On the other hand, “box lunch” by itself was a common phrase in the early 20th century. Old high school yearbooks of the era often included advertisements touting “box lunches”, which I presume the students would buy on the way to school. IOW it was a lunch that came in a cardboard box, as opposed to one carried from home in a “lunchbox”.

Box lunch is a generic term used to describe lunches to go sold in a box. It has nothing to do with schools specifically. They usually included a sandwich, piece of fruit or other desert, and something like potato salad. Box lunches are often provided at things like seminars. The term goes way back, at least to the 50s.

I first learned this phrase in the 80’s from the David Allan Coe song, “Fuckin’ in the Butt” which was on a collection of his X-rated songs.

You can listen to it on youtube here:
(spoilered for being very NSFW audio)

http://www.youtube.com/watch?v=tIG6y0jErPgThe pertinent verse begins at about 1:25.

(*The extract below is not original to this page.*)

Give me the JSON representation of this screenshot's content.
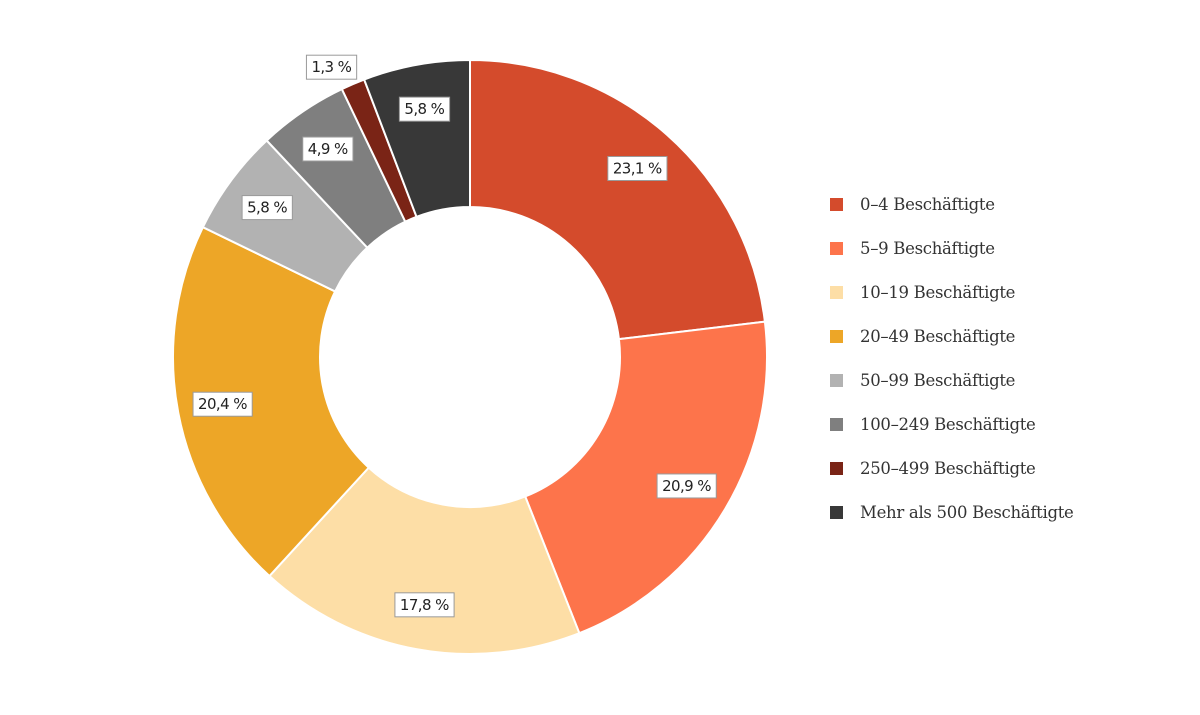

It definitely predates the '80s. (As I said, dad said it in the early-'70s.) Also, the YMCA seemed to be going out of style when I was a kid. It seemed much more relevant in movies from the '50s and earlier. (And the YWCA seemed like an afterthought to the YMCA.)

Oh, I didn’t intend to imply that the song I linked to was the origin of the phrase, or that it originated in the 80’s. Just providing a concrete example of the phrase in pop culture, and one of the ways it has spread. :slight_smile:

As Wendell Wagner pointed out in post #2, the phrase has nothing at all to do with the YM(W)CA (nor box lunches, for that matter).

The ‘Y’ refers to the shape of the body when the legs are spread.
mmm

That link says nothing about the origin of the phrase. But it wouldn’t be a double entendre if it couldn’t refer to eating a prepackaged meal at an athletic club. (And I already knew the definition given in the link.)

Sure it could. Eating at the Y and eating a box lunch were independently used as double entendres before 1965. Just because some wit combined them doesn’t inply that the YMCA/YWCA previously served real box lunches.

I used to go to the YMCA day camp in West Los Angeles, and later the YMCA sleep away camp in the Lake Arrowhead region called ‘Camp Whittle’ throughout the mid and late 1970s during the summer. I was also on the YMCA’s one and only failed ‘Caravan’ camp where they drove us all throughout California, Oregon, and Washington for a summer in an oversize van for several weeks. As to the ‘box lunch’ in question, while bringing your own lunch was the norm during the day camp, there were many locations, like amusement park, where it was not convenient for the kids to bring a sack lunch to haul around all day until lunch because of the activities involved and where there was no mass storage available. On those days, I distinctly remember being told to bring $2 (IIRC) for a ‘box lunch’, which consisted of a sandwich, soda, and potato chips. It did indeed come in a cardboard box, though I can’t confirm that the YMCA actually made these (as opposed to getting them from a local deli/caterer). You did, however, definitely buy them from the YMCA folks. Back in the 70s, it seems to me that having a ‘box’ lunch was somehow a way of implying it was of a higher quality and included the chips and drink. Of course, this is just my guess of the possible origin, not any kind of fact.

Of course it does. That’s like saying the title of the South Park movie, “Bigger, Longer, and Uncut” refers only to the uncensored nature of the movie compared to the television show.

Of course–I’m referring to advertisements from 1900 - 1925, and they probably go back farther still.